Sie nahm einen Spiegel und hielt ihn sich vor das Gesicht. Es traf sie wie ein Donnerschlag. Aus dem Spiegel starrte sie eine grotesk bemalte Fratze an: Wangen wie Rote Bete, Augenbrauen wie Fledermausflügel, kohlschwarz umrandete Augen und ein praller, vulgärer Mund.

»Du bist wohl verrückt geworden! Dreh sofort um, wir fahren zurück«, schrie Pelagia, aber da hatte der Hantur schon den Schlagbaum erreicht.

»Sei still und lächle, immer lächeln und so machen.« Salach bewegte die Brauen auf und ab und verdrehte die Augen. »Noch mehr lächeln, viel mehr, man muss Zähne sehen.«

Es blieb ihr nichts anderes übrig. Pelagia schob die Lippen auseinander, so weit es irgend ging.

Zwei Soldaten in verwaschenen blauen Uniformen und ein Offizier mit einem Säbel am Koppel, womöglich jener Said-Bej persönlich, traten auf ihren Wagen zu.

Der Offizier wies mit dem Finger zornig auf Pelagia und fing an zu schimpfen. Den Wagen mit der Erde beachtete er gar nicht, der Glückspilz konnte unbehelligt unter dem Schlagbaum, der sich schaukelnd vor ihm in die Höhe bewegte, hindurchfahren.

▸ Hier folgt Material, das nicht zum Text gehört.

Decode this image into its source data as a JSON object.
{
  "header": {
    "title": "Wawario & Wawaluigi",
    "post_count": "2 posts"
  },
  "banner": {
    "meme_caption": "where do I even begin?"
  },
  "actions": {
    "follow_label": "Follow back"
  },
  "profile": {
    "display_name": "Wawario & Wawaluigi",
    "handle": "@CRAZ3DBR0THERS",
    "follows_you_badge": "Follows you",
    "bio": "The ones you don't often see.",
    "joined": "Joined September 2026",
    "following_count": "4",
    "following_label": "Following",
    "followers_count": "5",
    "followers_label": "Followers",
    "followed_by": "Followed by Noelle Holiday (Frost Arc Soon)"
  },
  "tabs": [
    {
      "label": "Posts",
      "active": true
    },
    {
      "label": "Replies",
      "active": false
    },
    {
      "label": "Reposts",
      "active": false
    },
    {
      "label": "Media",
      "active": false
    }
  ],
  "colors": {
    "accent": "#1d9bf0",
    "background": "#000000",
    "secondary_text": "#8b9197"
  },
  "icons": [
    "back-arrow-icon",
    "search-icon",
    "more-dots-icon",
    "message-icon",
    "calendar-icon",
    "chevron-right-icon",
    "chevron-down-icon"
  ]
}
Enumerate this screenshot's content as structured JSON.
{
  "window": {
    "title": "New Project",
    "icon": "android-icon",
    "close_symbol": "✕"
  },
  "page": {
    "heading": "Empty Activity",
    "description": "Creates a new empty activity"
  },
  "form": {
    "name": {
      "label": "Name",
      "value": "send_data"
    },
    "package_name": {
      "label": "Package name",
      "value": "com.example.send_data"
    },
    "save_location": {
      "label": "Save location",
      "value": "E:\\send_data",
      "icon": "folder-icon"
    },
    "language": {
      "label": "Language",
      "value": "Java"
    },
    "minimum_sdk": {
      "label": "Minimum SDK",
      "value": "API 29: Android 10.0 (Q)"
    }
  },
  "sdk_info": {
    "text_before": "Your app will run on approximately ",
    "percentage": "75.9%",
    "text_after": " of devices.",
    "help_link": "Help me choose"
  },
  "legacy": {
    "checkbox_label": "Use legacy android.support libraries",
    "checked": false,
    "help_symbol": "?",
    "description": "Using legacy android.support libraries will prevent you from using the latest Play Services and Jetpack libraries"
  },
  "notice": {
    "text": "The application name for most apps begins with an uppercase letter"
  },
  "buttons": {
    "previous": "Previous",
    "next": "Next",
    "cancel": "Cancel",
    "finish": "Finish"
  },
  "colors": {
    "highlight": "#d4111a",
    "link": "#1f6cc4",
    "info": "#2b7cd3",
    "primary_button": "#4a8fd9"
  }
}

Polina verstand nur das Wort »Kadyn«. Vielleicht hieß das ja auf Türkisch »Frau«. Natürlich, gleich würde sie der Offizier zurückschicken, und die Reise wäre zu Ende.

Salach jedoch ließ das Gezeter völlig unbeeindruckt. Er sagte ein paar Worte zu dem Offizier und lachte. Daraufhin schaute Said-Bej Pelagia neugierig an und stellte eine Frage. In seiner Stimme klang offener Zweifel.

Plötzlich ergriff der Palästinenser den Saum ihres Kleides und hob ihn an. Vor Schreck fing Pelagia so heftig an zu lächeln, dass ihre Ohren wackelten.

Die Soldaten wieherten los, auch der Offizier lachte und winkte mit der Hand – also gut, fahr durch.